I just found this light and i am wondering why it is so cheap? The tank is 72in long, so would two of these work? IF not can someone please direct to a better light.

http://www.aquatraders.com/aquatraders/pro...&products_id=34


----------



## Gumby (Aug 13, 2004)

Those are awesome lights. I have 2 of them on my 125. I have no clue why those are so cheap though. I'd say order from them and give it a try, but see if anyone else can vouch for them before you buy from there.

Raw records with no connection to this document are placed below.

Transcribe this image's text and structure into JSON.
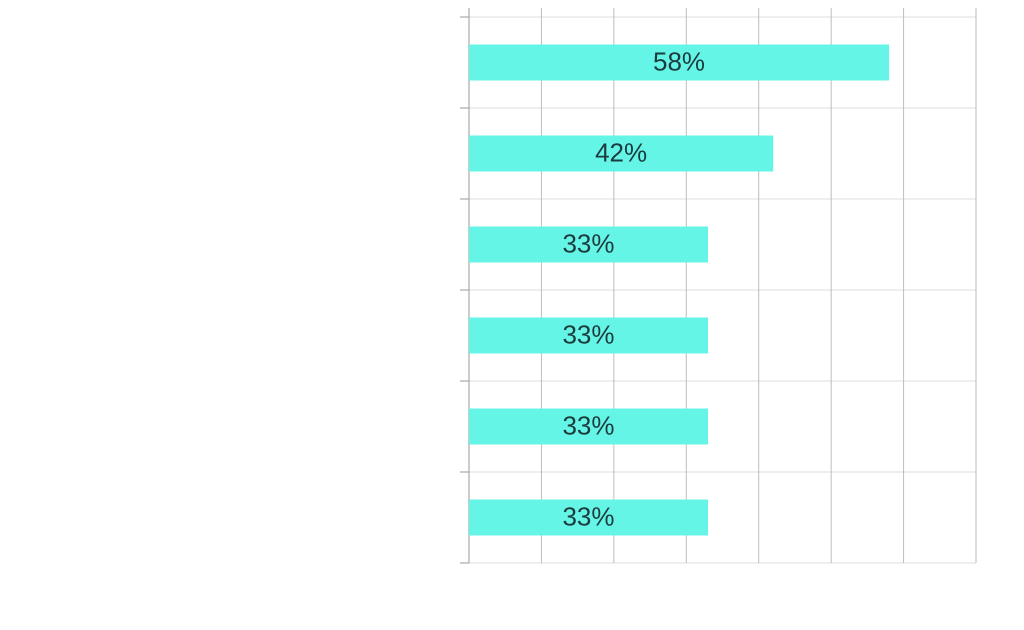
{
  "chart_data": {
    "type": "hbar",
    "categories": [
      null,
      null,
      null,
      null,
      null,
      null
    ],
    "values": [
      58,
      42,
      33,
      33,
      33,
      33
    ],
    "value_labels": [
      "58%",
      "42%",
      "33%",
      "33%",
      "33%",
      "33%"
    ],
    "color": "#64f5e6",
    "xlim": [
      0,
      70
    ],
    "xticks": [
      0,
      10,
      20,
      30,
      40,
      50,
      60,
      70
    ],
    "grid": true
  }
}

Just as a note, you'll want to replace all 4 of the bulbs if you want to grow plants. The spectrum of the included bulbs is for a reef tank, not a planted tank. Replace them with 55w 6,700K bulbs if you want to grow plants. Make sure you get the stright pin bulbs, not the square pin euro style bulbs(thats what my Jebo fixtures use, at least).


----------



## theycallmevirg (Aug 16, 2004)

thanks!









So would these bulbs be good to replace it with.......http://www.bigalsonline.com/catalog/product.xml?product_id=23399;category_id=1845;pcid1=1843;pcid2=

and just curious....what happens if i keep the same bulb in it that come with it?? Is there something wrong with it?


----------



## Husky_Jim (May 26, 2003)

Yes they seem to be a great deal for that money!

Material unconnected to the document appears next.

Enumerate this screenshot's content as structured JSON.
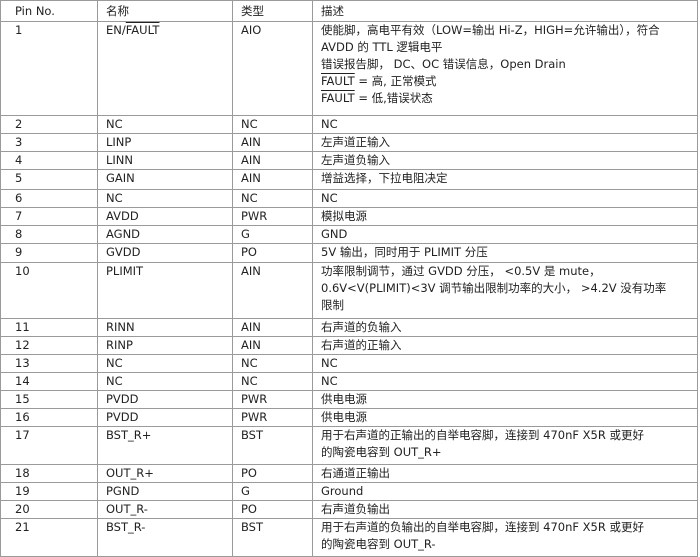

You can change 1 bulb in each, with the one you posted.It would be better for your plants....

p.s. What plants are you gona get?


----------



## hellraiser7821 (Jul 3, 2004)

why is everything so cheap?? a 295gph cannister filter that loks like a ehiem 50 bucks?


----------



## bobme (Feb 17, 2003)

are you talking about the prices online Vs your local fish store?


----------



## theycallmevirg (Aug 16, 2004)

im talking about prices period. From what i heard those lights are great too....


----------



## acidWarp (Jun 30, 2003)

Has anyone ordered from these guys before? The prices seem really good, maybe a little too good








Let me know if you order and everything works out please.


----------



## theycallmevirg (Aug 16, 2004)

ok, I just bought the lights and they arrived here today. They came perfect. There were no issues at all.


----------



## acidWarp (Jun 30, 2003)

theycallmevirg said:


> ok, I just bought the lights and they arrived here today. They came perfect. There were no issues at all.
> [snapback]846086[/snapback]​


Awesome, I think I may pick one of those lights up myself


----------



## Death in #'s (Apr 29, 2003)

theycallmevirg said:


> ok, I just bought the lights and they arrived here today. They came perfect. There were no issues at all.
> [snapback]846086[/snapback]​










cool

now get pics of the tank with the new lighting


----------



## theycallmevirg (Aug 16, 2004)

Death in # said:


> cool
> now get pics of the tank with the new lighting
> 
> 
> ...


I'll have some up for tomarrow. It looks awesome!


----------



## theycallmevirg (Aug 16, 2004)

pics are up in the pic and vid section


----------